With the advent of IoT, there will be more devices than ever and one needs to be able to communicate with them. Not every remote area e.g. agriculture or oil fields can be wired up easily to provide some localized Wifi given its limited range. Cellular requires erecting towers and relatively high power consumption e.g. think smartphone — think how often you have to charge it.
Figure 1 Energy Harvesting Device Architecture
So, there is a need for low power wide area networks to communicate with remote devices. Keep in mind, these devices are usually sensors or beacons transmitting or receiving tiny amounts of data. Two such WANs that are beginning to make headlines are SigFox and LoRaWAN.
SigFox is a European company that has begun to wire-up several cities in Europe and now making headway in North America with its network. In a simple sense, they operate in the same way as cellular. One needs to have “towers” a certain distance apart for signals to hop from tower to tower eventually culminating at a wired conduit to the cloud.
LoRaWAN is a US based consortium backed by the likes of Cisco and IBM and has started to make headway. There are some exhibitors at this year’s CES who will be demonstrating some early releases of this technology.
Now, what would be the ideal device that would connect to a Low Power WAN such as SigFox or LoRaWAN? Well, it isn’t going to be your cellphone or laptop or connected TV. It is more for Machine to Machine, or M2M applications. Now, let’s imagine an agricultural situation where one needs to monitor the temperature, moisture levels and other such factors for optimal yield. In such a situation, one may employ a fleet of sensors in a large land mass.
Traditionally, such devices need batteries and one can still use battery powered solutions. However, it imposes some constraints: 1) One needs to monitor battery levels and replace them 2) cost. Since the amount of information being passed around is small, one option is to find alternatives to battery power. Herein, lies the attraction of energy harvesting devices.
There are several companies already coming up with energy harvesting chipsets (http://electronicdesign.com/power/energy-harvesting-and-wireless-sensor-networks-drive-industrial-applications).

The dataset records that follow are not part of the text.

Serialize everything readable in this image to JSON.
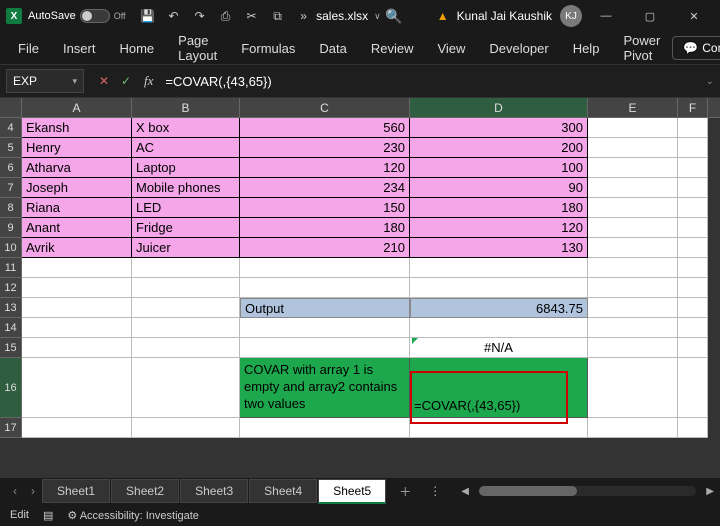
{
  "titlebar": {
    "autosave_label": "AutoSave",
    "autosave_state": "Off",
    "filename": "sales.xlsx",
    "filename_chev": "∨",
    "user_name": "Kunal Jai Kaushik",
    "user_initials": "KJ"
  },
  "ribbon": {
    "tabs": [
      "File",
      "Insert",
      "Home",
      "Page Layout",
      "Formulas",
      "Data",
      "Review",
      "View",
      "Developer",
      "Help",
      "Power Pivot"
    ],
    "comments": "Comments"
  },
  "formula_bar": {
    "namebox": "EXP",
    "formula": "=COVAR(,{43,65})"
  },
  "columns": [
    "A",
    "B",
    "C",
    "D",
    "E",
    "F"
  ],
  "rows": [
    {
      "n": "4",
      "A": "Ekansh",
      "B": "X box",
      "C": "560",
      "D": "300"
    },
    {
      "n": "5",
      "A": "Henry",
      "B": "AC",
      "C": "230",
      "D": "200"
    },
    {
      "n": "6",
      "A": "Atharva",
      "B": "Laptop",
      "C": "120",
      "D": "100"
    },
    {
      "n": "7",
      "A": "Joseph",
      "B": "Mobile phones",
      "C": "234",
      "D": "90"
    },
    {
      "n": "8",
      "A": "Riana",
      "B": "LED",
      "C": "150",
      "D": "180"
    },
    {
      "n": "9",
      "A": "Anant",
      "B": "Fridge",
      "C": "180",
      "D": "120"
    },
    {
      "n": "10",
      "A": "Avrik",
      "B": "Juicer",
      "C": "210",
      "D": "130"
    }
  ],
  "output_row": {
    "n": "13",
    "label": "Output",
    "value": "6843.75"
  },
  "na_row": {
    "n": "15",
    "value": "#N/A"
  },
  "covar_row": {
    "n": "16",
    "desc": "COVAR with array 1 is empty and array2 contains two values",
    "formula": "=COVAR(,{43,65})"
  },
  "empty_rows": [
    "11",
    "12",
    "14",
    "17"
  ],
  "sheets": [
    "Sheet1",
    "Sheet2",
    "Sheet3",
    "Sheet4",
    "Sheet5"
  ],
  "active_sheet": "Sheet5",
  "status": {
    "mode": "Edit",
    "accessibility": "Accessibility: Investigate"
  }
}
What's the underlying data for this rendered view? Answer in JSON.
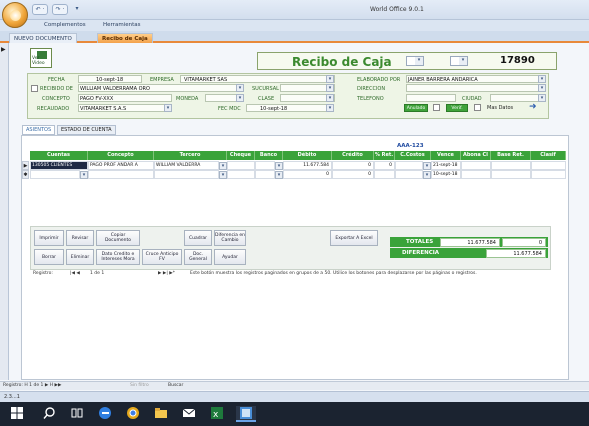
{
  "app": {
    "title": "World Office 9.0.1",
    "qa_undo": "↶ ·",
    "qa_redo": "↷ ·",
    "qa_more": "▾"
  },
  "ribbon_tabs": [
    "Complementos",
    "Herramientas"
  ],
  "doc_tabs": [
    {
      "label": "NUEVO DOCUMENTO",
      "active": false
    },
    {
      "label": "Recibo de Caja",
      "active": true
    }
  ],
  "header": {
    "var_video": "Ver Video",
    "doc_title": "Recibo de Caja",
    "number": "17890"
  },
  "form": {
    "fecha_label": "FECHA",
    "fecha_value": "10-sept-18",
    "empresa_label": "EMPRESA",
    "empresa_value": "VITAMARKET SAS",
    "elaborado_label": "ELABORADO POR",
    "elaborado_value": "JAINER BARRERA ANDARICA",
    "recibido_label": "RECIBIDO DE",
    "recibido_value": "WILLIAM VALDERRAMA ORO",
    "sucursal_label": "SUCURSAL",
    "direccion_label": "DIRECCION",
    "concepto_label": "CONCEPTO",
    "concepto_value": "PAGO FV-XXX",
    "moneda_label": "MONEDA",
    "clase_label": "CLASE",
    "telefono_label": "TELEFONO",
    "ciudad_label": "CIUDAD",
    "recaudado_label": "RECAUDADO",
    "recaudado_value": "VITAMARKET S.A.S",
    "fecmdc_label": "FEC MDC",
    "fecmdc_value": "10-sept-18",
    "anulado_label": "Anulado",
    "verif_label": "Verif.",
    "mas_datos_label": "Mas Datos"
  },
  "subtabs": [
    "ASIENTOS",
    "ESTADO DE CUENTA"
  ],
  "grid": {
    "caption": "AAA-123",
    "columns": [
      "Cuentas",
      "Concepto",
      "Tercero",
      "Cheque",
      "Banco",
      "Débito",
      "Crédito",
      "% Ret.",
      "C.Costos",
      "Vence",
      "Abona CI",
      "Base Ret.",
      "Clasif"
    ],
    "rows": [
      {
        "marker": "▶",
        "cuenta": "130505 CLIENTES",
        "concepto": "PAGO PROF ANDAR A",
        "tercero": "WILLIAM VALDERRA",
        "debito": "11.677.584",
        "credito": "0",
        "ret": "0",
        "vence": "21-sept-18"
      },
      {
        "marker": "✱",
        "cuenta": "",
        "concepto": "",
        "tercero": "",
        "debito": "0",
        "credito": "0",
        "ret": "",
        "vence": "10-sept-18"
      }
    ]
  },
  "actions": {
    "imprimir": "Imprimir",
    "revisar": "Revisar",
    "copiar": "Copiar Documento",
    "cuadrar": "Cuadrar",
    "diferencia": "Diferencia en Cambio",
    "exportar": "Exportar A Excel",
    "borrar": "Borrar",
    "eliminar": "Eliminar",
    "datos_credito": "Dato Credito e Intereses Mora",
    "cruce": "Cruce Anticipo FV",
    "doc_general": "Doc. General",
    "ayudar": "Ayudar"
  },
  "totals": {
    "totales_label": "TOTALES",
    "totales_debit": "11.677.584",
    "totales_credit": "0",
    "diferencia_label": "DIFERENCIA",
    "diferencia_value": "11.677.584"
  },
  "nav": {
    "registro_label": "Registro:",
    "registro_value": "1 de 1",
    "hint": "Este botón muestra los registros paginados en grupos de a 50. Utilice los botones para desplazarse por las páginas o registros.",
    "bottom_registro": "Registro: H  1 de 1  ▶ H ▶▶",
    "sin_filtro": "Sin filtro",
    "buscar": "Buscar"
  },
  "status": {
    "left": "2.3...1"
  }
}
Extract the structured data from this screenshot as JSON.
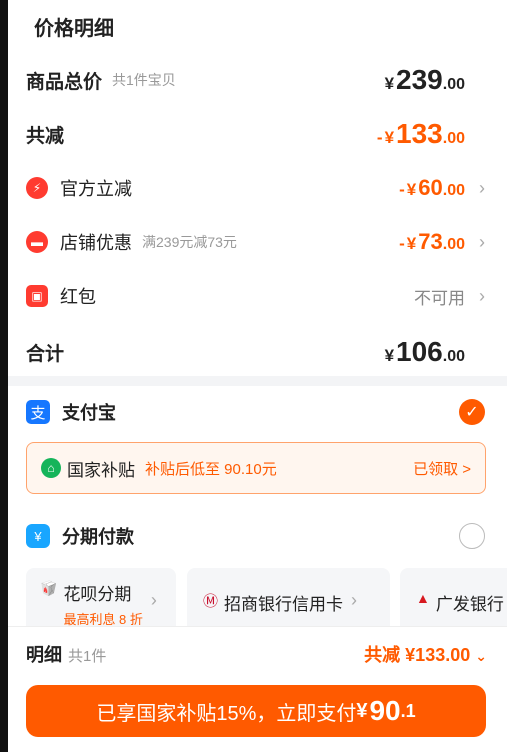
{
  "header": {
    "title": "价格明细"
  },
  "total": {
    "label": "商品总价",
    "sub": "共1件宝贝",
    "cur": "¥",
    "int": "239",
    "dec": ".00"
  },
  "reduce": {
    "label": "共减",
    "sign": "-",
    "cur": "¥",
    "int": "133",
    "dec": ".00"
  },
  "official": {
    "label": "官方立减",
    "sign": "-",
    "cur": "¥",
    "int": "60",
    "dec": ".00"
  },
  "shop": {
    "label": "店铺优惠",
    "sub": "满239元减73元",
    "sign": "-",
    "cur": "¥",
    "int": "73",
    "dec": ".00"
  },
  "redpacket": {
    "label": "红包",
    "status": "不可用"
  },
  "sum": {
    "label": "合计",
    "cur": "¥",
    "int": "106",
    "dec": ".00"
  },
  "payment": {
    "alipay": {
      "icon": "支",
      "label": "支付宝"
    },
    "subsidy": {
      "name": "国家补贴",
      "note": "补贴后低至 90.10元",
      "claim": "已领取 >"
    },
    "installment": {
      "label": "分期付款"
    },
    "options": [
      {
        "icon": "🥡",
        "label": "花呗分期",
        "extra": "最高利息 8 折"
      },
      {
        "icon": "Ⓜ",
        "label": "招商银行信用卡"
      },
      {
        "icon": "▲",
        "label": "广发银行"
      }
    ]
  },
  "bottom": {
    "detail_label": "明细",
    "detail_sub": "共1件",
    "detail_total": "共减 ¥133.00",
    "cta_text": "已享国家补贴15%，立即支付",
    "cta_cur": "¥",
    "cta_int": "90",
    "cta_dec": ".1"
  },
  "colors": {
    "accent": "#ff5a00",
    "alipay": "#1677ff",
    "subsidy_green": "#15b45a"
  }
}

The link illustrates an architecture of a harvesting device with various methods for harvesting energy e.g. Photovoltaic cell, a way to store such energy and sensors to capture info e.g. Temperature sensor.
Figure 2 Traditional Network Configurations for Wireless Sensor Networks
Now, how does the information gathered by this device get transmitted to the Cloud? Well, a few configurations are illustrated here. In addition to the four traditional ones, an additional configuration may bring the world of Energy Harvesting Sensors and Low Power WANs such as SigFox and LoRaWAN under a single umbrella in the future.
Figure 3 Low Power WAN Networks with Energy Harvesting Sensors
We believe the ecosystem will evolve towards Figure 3. The benefit of this approach is that the power consumption is low network wide. It is lower cost in the long run.